Smog Clogs Arteries: Pollution does lasting harm to blood vessels
By David Shiga
There’s a new reason to worry about air pollution. Known for many years to harm the lungs, air pollution also damages the circulatory system, a study now suggests.
A reexamination of data collected for various health care trials in the Los Angeles area indicates that the more air pollution there is around a person’s home, the thicker the walls of his or her carotid artery become. Thickened artery walls are a leading risk factor for heart attacks and strokes.
Nino Künzli of the University of Southern California in Los Angeles and his collaborators carried out the study, scheduled for an upcoming Environmental Health Perspectives.
Animal studies have previously shown that air pollution—specifically small dust particles less than 2.5 micrometers across—irritates the lungs and provokes inflammation of the blood vessels. Over time, inflammation of the arteries leads to the thickening and hardening of the artery walls, or atherosclerosis.
C. Arden Pope III of Brigham Young University in Provo, Utah, says that constant exposure to air pollution probably keeps people’s arteries slightly inflamed. In the Jan. 6 Circulation, Pope and his colleagues reported that long-term exposure to air pollution increases a person’s risk of dying of a heart attack or stroke. The authors suggested, but couldn’t prove at the time, that the air pollution was causing atherosclerosis.
The Los Angeles study has now demonstrated the specific link between air pollution and atherosclerosis, Pope says.
Künzli and his colleagues used instrument recordings around Los Angeles and land-use data from the area to estimate the amount of air pollution at the home of each of the 798 people in the study.
Atherosclerosis progresses on a timescale of years or decades, so it’s likely that the differences seen in the study took a long time to develop. “But whether this is half a year, a year, 10 years, or a lifetime—that’s difficult to answer,” says Künzli.

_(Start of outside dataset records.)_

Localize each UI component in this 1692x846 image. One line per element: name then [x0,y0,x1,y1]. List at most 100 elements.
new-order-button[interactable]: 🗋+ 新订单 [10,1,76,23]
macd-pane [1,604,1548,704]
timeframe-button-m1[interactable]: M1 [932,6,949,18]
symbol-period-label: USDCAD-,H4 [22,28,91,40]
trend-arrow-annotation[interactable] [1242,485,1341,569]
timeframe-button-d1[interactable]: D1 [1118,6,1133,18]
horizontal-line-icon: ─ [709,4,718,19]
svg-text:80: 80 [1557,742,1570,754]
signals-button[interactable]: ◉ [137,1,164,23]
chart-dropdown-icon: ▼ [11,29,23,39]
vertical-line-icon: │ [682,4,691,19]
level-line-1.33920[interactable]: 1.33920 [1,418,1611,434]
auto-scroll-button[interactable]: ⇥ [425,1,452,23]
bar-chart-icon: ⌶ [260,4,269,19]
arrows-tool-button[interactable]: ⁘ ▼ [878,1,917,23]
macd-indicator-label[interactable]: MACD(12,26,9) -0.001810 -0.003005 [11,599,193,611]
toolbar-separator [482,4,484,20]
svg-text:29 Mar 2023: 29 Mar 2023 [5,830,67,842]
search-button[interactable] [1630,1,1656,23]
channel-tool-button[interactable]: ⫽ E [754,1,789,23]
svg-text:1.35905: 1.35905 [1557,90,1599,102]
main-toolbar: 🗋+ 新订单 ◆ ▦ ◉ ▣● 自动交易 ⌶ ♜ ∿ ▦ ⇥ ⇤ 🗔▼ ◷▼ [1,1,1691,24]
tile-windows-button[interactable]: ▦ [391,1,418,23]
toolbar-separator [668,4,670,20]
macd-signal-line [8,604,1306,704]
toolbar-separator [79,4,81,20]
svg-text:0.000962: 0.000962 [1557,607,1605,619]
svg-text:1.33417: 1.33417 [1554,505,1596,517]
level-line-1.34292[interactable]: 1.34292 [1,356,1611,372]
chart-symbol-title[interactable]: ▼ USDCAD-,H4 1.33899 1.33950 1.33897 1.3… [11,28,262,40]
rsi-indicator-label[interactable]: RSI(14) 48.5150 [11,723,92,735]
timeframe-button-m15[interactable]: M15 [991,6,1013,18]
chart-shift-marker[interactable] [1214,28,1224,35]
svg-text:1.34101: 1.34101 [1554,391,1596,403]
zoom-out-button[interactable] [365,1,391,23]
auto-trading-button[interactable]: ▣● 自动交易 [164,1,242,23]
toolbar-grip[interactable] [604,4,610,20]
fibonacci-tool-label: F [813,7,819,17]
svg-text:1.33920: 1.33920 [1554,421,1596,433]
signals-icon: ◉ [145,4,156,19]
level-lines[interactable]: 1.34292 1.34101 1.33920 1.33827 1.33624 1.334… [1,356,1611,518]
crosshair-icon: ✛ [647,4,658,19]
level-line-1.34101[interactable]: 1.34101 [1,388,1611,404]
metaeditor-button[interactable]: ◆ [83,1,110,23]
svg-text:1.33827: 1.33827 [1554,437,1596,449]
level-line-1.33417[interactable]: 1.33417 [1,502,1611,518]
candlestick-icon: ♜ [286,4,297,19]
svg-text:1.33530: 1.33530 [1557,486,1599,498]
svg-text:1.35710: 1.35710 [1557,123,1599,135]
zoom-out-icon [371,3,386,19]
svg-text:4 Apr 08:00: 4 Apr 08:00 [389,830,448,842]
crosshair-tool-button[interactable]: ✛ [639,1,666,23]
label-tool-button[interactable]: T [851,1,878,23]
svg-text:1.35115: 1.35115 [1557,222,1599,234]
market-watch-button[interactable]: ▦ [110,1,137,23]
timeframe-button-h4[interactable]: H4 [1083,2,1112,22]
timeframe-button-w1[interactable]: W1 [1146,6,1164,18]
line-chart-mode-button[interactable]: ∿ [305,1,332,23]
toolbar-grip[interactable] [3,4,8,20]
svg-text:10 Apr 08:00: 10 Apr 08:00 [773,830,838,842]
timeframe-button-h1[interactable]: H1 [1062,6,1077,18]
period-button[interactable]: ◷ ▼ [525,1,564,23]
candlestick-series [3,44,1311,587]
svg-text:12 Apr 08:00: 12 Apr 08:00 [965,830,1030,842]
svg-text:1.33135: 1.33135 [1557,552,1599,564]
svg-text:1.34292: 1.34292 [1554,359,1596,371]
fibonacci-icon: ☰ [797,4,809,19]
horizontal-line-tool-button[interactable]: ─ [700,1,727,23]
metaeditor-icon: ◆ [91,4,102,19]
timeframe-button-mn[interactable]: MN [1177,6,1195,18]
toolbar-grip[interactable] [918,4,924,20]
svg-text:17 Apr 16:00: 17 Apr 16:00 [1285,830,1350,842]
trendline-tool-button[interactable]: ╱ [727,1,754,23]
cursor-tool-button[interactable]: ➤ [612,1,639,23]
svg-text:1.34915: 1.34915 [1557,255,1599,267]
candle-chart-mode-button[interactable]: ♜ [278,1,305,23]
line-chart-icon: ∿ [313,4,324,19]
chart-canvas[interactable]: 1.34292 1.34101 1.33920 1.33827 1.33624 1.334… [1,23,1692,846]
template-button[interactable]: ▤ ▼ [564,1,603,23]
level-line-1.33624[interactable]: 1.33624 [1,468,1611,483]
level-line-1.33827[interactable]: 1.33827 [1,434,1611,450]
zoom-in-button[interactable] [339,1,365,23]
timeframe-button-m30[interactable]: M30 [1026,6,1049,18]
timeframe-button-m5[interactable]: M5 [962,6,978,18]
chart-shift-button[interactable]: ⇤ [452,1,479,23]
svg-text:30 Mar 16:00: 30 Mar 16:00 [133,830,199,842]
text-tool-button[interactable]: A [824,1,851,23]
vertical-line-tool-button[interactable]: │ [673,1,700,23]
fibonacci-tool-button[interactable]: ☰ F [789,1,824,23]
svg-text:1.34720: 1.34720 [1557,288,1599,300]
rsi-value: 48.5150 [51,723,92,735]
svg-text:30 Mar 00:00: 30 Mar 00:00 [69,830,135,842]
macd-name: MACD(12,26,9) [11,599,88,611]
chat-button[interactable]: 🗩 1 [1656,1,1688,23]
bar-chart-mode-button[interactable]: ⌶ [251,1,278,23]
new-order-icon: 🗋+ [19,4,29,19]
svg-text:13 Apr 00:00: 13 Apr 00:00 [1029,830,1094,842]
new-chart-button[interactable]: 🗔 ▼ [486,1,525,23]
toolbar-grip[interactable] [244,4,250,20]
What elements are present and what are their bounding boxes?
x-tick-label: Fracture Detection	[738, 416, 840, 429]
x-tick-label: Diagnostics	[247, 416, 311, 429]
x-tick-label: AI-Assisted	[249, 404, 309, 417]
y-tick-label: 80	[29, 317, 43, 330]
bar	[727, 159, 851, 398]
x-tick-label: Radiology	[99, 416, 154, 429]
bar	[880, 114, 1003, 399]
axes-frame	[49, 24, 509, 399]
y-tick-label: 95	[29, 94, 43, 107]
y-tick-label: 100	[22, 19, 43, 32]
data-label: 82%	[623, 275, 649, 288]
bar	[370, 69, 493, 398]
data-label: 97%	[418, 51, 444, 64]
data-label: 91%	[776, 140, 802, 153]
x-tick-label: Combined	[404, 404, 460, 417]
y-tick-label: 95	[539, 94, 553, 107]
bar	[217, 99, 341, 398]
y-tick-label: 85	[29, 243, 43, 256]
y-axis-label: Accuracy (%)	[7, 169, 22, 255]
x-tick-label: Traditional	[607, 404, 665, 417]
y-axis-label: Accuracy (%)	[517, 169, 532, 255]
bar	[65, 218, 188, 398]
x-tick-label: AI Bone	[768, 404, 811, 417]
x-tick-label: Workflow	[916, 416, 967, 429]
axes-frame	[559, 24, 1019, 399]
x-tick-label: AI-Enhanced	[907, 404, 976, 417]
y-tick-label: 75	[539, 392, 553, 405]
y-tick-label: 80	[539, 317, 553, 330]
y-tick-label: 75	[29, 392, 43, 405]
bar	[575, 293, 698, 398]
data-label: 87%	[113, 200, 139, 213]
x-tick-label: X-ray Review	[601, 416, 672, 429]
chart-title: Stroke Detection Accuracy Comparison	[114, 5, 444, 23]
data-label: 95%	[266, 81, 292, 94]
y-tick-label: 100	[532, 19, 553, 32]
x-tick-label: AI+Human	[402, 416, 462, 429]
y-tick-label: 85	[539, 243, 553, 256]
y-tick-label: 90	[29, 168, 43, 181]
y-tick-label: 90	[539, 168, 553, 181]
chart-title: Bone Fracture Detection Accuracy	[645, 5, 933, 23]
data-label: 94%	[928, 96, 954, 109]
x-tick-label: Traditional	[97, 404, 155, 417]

An important question to investigate now, Pope says, is whether the damage can be reversed. “If we clean the communities up, or if I move to a clean community, will I recover?” he asks. He suspects a reversal is possible because scientists have observed such an effect in studies of atherosclerosis caused by smoking.
To further describe the link between people’s exposure to air pollution and cardiovascular conditions, the Environmental Protection Agency is now funding a study in which University of Washington researchers will track 8,700 people for 10 years.